In the pretty sitting-room that overlooked the rippling water, Mrs. Stratton perched on the music stool, was giving, amid many interjections, an animated account of the opera: a dark-haired, grey-eyed, full-lipped woman of 30 or so, with decidedly large nose and broad rounded forehead, somewhat under the medium height apparently but pleasingly plump as her evening dress disclosed. She talked rapidly, in a sweet expressive voice that had a strange charm. Her audience consisted of an ugly little man, with greyish hair, who stood at a bookcase in the corner and made his remarks over his shoulder; a gloomy young man, who sat in a reclining chair, with his arm hanging listlessly by his side; and a tall dark-moustached handsome man, broadly built, who sat on the edge of a table smoking a wooden pipe, and who, from his observations, had evidently accompanied her home from the theatre after the second act. There was also her husband, who leant over her, his back turned to the others, unhooking her fur-edged opera cloak, a tall fair brown bearded man, evidently the elder by some years, whose blue eyes were half hidden beneath a strongly projected forehead. He fumbled with the hooks of the cloak, passing his hands beneath it, smiling slyly at her the while. She, flushing like a girl at the touch, talked away while pressing her knee responsively against his. It was a little love scene being enacted of which the others were all unconscious unless for a general impression that this long-married couple were as foolishly in love as ever and indulged still in all the mild raptures of lovers.

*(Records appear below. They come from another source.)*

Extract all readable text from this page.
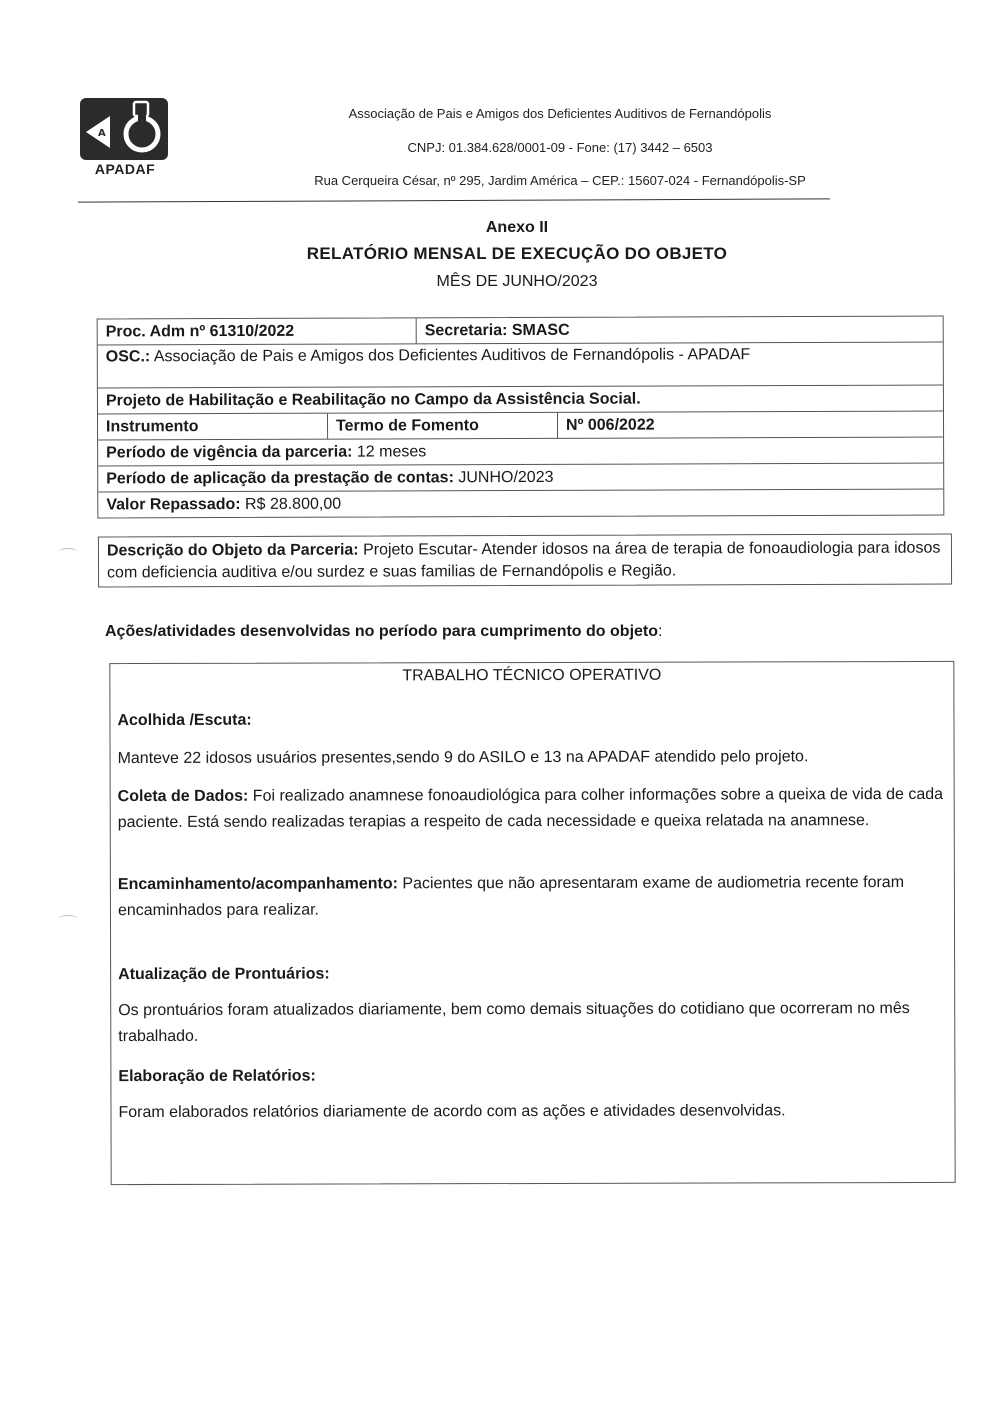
A
APADAF
Associação de Pais e Amigos dos Deficientes Auditivos de Fernandópolis
CNPJ: 01.384.628/0001-09 - Fone: (17) 3442 – 6503
Rua Cerqueira César, nº 295, Jardim América – CEP.: 15607-024 - Fernandópolis-SP
Anexo II
RELATÓRIO MENSAL DE EXECUÇÃO DO OBJETO
MÊS DE JUNHO/2023
Proc. Adm nº 61310/2022	Secretaria: SMASC
OSC.: Associação de Pais e Amigos dos Deficientes Auditivos de Fernandópolis - APADAF
Projeto de Habilitação e Reabilitação no Campo da Assistência Social.
Instrumento	Termo de Fomento	Nº 006/2022
Período de vigência da parceria: 12 meses
Período de aplicação da prestação de contas: JUNHO/2023
Valor Repassado: R$ 28.800,00
Descrição do Objeto da Parceria: Projeto Escutar- Atender idosos na área de terapia de fonoaudiologia para idosos com deficiencia auditiva e/ou surdez e suas familias de Fernandópolis e Região.
Ações/atividades desenvolvidas no período para cumprimento do objeto:
TRABALHO TÉCNICO OPERATIVO
Acolhida /Escuta:
Manteve 22 idosos usuários presentes,sendo 9 do ASILO e 13 na APADAF atendido pelo projeto.
Coleta de Dados: Foi realizado anamnese fonoaudiológica para colher informações sobre a queixa de vida de cada paciente. Está sendo realizadas terapias a respeito de cada necessidade e queixa relatada na anamnese.
Encaminhamento/acompanhamento: Pacientes que não apresentaram exame de audiometria recente foram encaminhados para realizar.
Atualização de Prontuários:
Os prontuários foram atualizados diariamente, bem como demais situações do cotidiano que ocorreram no mês trabalhado.
Elaboração de Relatórios:
Foram elaborados relatórios diariamente de acordo com as ações e atividades desenvolvidas.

"Ever so much obliged," she said, pausing in her talk and looking at him at last, as he drew the cloak from her shoulders.

"You should be," he responded, straightening himself out. "It's quite a labour unhooking one of you fine ladies."

"Don't call me names, Harry, or I'll get somebody else to take it off next time. I'm afraid it's love's labour lost. It's quite chilly, and I think I'll wrap it round me."

"Well, if you will go about half undressed," he commented, putting the cloak round her again.

"Half undressed! You are silly. The worst of this room is there's no fire in it. I think one needs a fire even in summer time, when it's damp, to take the chill off. Besides, as Nellie says, a blazing fire is the most beautiful picture you can put in a room."

"Isn't Nellie coming to-night?" asked the man who smoked the wooden pipe.

"Why, of course, Ford. Haven't I told you she said on Thursday that she would come and bring the wild untamed bushman with her? Nellie always keeps her word."